Information on these databases is available to everyone, from advertisers to cybercriminals to disgruntled individuals with whom an employee may have come into contact. Removing PII from data brokers therefore reduces the likelihood of personalized phishing campaigns, password hacking, spoofing attempts, harassment, and doxxing. It is a form of proactive protection.

Data brokers relist people’s information even after they opt out of their databases. The best privacy protection services monitor for exposed information continuously. 

Identity Protection: Identity protection services monitor employee credit files and issue an alert anytime someone uses their personal information, tries to open an account in their name, or makes a credit inquiry, among other things. 

Because most victims of identity theft don’t realize their identity was stolen until months, if not years, after the fact, identity monitoring services allow them to react to fraud faster. Services like these also help victims undo damage to their credit/recover lost money. 

Many identity protection services offer additional features, like dark web security monitoring. However, identity monitoring services do not stop bad actors from stealing an employee’s identity in the first place. These services are reactive, not proactive. 

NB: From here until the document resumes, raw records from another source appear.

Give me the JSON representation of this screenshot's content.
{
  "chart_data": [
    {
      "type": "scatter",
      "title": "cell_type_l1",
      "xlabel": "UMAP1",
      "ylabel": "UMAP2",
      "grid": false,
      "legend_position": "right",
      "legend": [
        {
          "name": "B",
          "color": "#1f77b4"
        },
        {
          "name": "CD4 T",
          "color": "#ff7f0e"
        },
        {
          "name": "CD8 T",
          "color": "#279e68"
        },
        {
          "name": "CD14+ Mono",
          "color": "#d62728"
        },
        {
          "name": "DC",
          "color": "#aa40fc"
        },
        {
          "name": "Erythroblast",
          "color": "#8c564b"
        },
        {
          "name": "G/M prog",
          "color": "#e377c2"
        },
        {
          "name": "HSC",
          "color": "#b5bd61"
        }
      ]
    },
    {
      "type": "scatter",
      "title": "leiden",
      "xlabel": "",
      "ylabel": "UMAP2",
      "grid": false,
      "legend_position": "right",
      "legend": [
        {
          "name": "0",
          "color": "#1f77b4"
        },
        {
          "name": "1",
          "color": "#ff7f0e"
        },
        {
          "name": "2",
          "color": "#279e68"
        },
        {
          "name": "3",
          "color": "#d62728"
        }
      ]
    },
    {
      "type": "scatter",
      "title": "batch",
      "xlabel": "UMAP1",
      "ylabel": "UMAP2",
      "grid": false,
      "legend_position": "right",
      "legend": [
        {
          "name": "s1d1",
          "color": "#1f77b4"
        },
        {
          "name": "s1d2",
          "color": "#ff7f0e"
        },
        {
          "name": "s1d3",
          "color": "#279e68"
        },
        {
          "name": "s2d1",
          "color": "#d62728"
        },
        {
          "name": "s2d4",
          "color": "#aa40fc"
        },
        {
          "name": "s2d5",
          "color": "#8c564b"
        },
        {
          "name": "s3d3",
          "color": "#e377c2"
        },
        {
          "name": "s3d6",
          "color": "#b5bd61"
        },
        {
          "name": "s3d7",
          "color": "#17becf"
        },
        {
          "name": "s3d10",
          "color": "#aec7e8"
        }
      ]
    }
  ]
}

Dark Web Security Monitoring: Dark web security monitoring services search for employees’ personal information on the dark web. The dark web is where most stolen data is sold and bought. 

However, even if a dark web security monitoring vendor finds employees’ data on the dark web, there is no way for them to remove it. This is because darknet sites are hosted on “bulletproof” hosting services impervious to removal requests and/or legal threats. 

The most that dark web services can do is alert employees that their information is out there and suggest that they replace their passwords.

Reputation Management: Reputation management services use “reverse SEO,” a reputation management tactic that involves pushing negative search results lower and replacing them with positive results. 

These services are popular among brands and people who have negative reviews/reputations. 

Reputation management services do not remove online information. Rather, they bury negative information. This isn’t about privacy. It’s about PR. 

Integrated Suites of Security, ID Protection, and Privacy: Some vendors offer integrated suites of security, ID protection, and privacy features for one low price. 

However, the problem with these services is that they tend to do one or two things well while neglecting the rest. For example, a service that promises to monitor credit files and the dark web for employee data plus remove them from data brokers will not be able to opt employees out of as many data brokers (or as effectively) as a service dedicated purely to data broker removal. 

Privacy Protection vs. Other People-Protective Solutions 

The main difference between privacy protection services (aka data broker removal) and other people-protective solutions (i.e., ID protection, dark web security monitoring, reputation management, and bundled solutions) is that privacy protection is the only solution type designed to stop threats. The other services react to them.

Privacy protection services look for and remove employee information from data broker sources before their personal data can be used for nefarious purposes. Other solutions alert employees after bad actors have already done something with their personal information. 

That’s not to say that enterprise solutions such as identity theft and dark web monitoring are pointless. They can be invaluable in helping employees and the organizations they work for to limit the effects of identity theft/password cracking attacks/etc. However, for organizations that want to make attacks less likely to happen in the first place, a proactive approach is a must.